Dr Andrew Harrison, Lecturer in English Literature at The University of Nottingham, found the manuscript among the papers of John Middleton Murry, which were recently acquired by the Alexander Turnbull Library in Wellington.
The 185-word piece is a response to a short article The Ugliness of Women which appeared in the April 1924 number of the Adelphi, a monthly journal edited by Murry, to whose early volumes Lawrence was a major contributor.
In The Ugliness of Women, JHR (thought to be an electrical engineer named John Hall Rider) describes the horrified recoil he has always felt from beautiful women. He explains his strong response by arguing that in every woman born there is a seed of terrible, unmentionable evil: evil such as man a simple creature for all his passions and lusts could never dream of in the most horrible of nightmares, could never conceive in imagination.
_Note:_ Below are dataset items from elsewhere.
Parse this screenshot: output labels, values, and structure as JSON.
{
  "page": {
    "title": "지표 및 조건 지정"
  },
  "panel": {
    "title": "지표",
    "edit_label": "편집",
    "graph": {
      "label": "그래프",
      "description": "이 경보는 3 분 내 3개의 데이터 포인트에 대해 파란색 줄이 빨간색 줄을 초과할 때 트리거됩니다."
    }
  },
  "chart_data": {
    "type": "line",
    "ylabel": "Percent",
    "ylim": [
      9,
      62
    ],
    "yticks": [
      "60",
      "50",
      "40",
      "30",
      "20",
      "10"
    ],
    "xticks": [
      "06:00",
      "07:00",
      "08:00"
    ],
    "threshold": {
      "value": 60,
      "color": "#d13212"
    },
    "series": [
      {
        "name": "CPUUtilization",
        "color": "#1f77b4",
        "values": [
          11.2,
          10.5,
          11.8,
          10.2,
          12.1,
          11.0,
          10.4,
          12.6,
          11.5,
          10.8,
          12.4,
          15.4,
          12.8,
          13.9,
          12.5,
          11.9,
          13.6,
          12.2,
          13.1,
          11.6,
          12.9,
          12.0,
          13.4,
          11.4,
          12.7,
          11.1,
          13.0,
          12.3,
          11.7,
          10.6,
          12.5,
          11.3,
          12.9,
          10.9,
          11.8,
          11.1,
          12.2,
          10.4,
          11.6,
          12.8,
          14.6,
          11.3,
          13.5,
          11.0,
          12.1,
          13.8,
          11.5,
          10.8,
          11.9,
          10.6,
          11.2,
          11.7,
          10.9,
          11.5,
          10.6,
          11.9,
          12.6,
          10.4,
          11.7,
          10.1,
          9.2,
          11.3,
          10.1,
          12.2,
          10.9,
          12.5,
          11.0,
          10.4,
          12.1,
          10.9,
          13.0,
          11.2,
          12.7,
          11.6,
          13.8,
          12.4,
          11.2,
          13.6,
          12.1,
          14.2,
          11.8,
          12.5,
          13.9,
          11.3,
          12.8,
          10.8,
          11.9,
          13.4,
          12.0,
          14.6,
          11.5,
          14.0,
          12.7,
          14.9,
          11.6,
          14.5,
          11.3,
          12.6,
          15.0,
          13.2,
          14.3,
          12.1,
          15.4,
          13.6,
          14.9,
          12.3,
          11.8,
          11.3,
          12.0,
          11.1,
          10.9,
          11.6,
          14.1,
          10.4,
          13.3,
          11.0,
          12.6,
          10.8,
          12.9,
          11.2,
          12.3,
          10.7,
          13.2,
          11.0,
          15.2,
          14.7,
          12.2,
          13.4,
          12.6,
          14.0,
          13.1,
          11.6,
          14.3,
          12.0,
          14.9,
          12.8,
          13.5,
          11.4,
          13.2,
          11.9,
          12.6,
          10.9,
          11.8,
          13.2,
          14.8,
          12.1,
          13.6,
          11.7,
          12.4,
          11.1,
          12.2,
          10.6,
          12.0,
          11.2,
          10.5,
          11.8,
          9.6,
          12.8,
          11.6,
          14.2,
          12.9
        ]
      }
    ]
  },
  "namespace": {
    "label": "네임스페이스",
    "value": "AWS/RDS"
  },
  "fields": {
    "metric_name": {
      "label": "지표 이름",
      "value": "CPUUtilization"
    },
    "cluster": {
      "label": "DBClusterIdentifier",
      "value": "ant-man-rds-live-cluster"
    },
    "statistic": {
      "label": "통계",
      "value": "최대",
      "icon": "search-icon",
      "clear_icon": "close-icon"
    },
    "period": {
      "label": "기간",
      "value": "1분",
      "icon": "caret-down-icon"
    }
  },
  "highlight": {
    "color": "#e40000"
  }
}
He asserts that the evil to which he refers in his article is so subtle in expression that only a beautiful face can transmit it.
Meat-lust
JHR invited readers of the Adelphi to offer a better explanation for his revulsion from beautiful women; Lawrence took up this challenge with great enthusiasm, using startling imagery and strong words to make his point. Lawrence suggests that JHRs disgust at women is created by his horror at the slightly obscene desires they arouse in him, comparing JHRs response to beautiful women to that of a coyote howling when it smells fresh meat.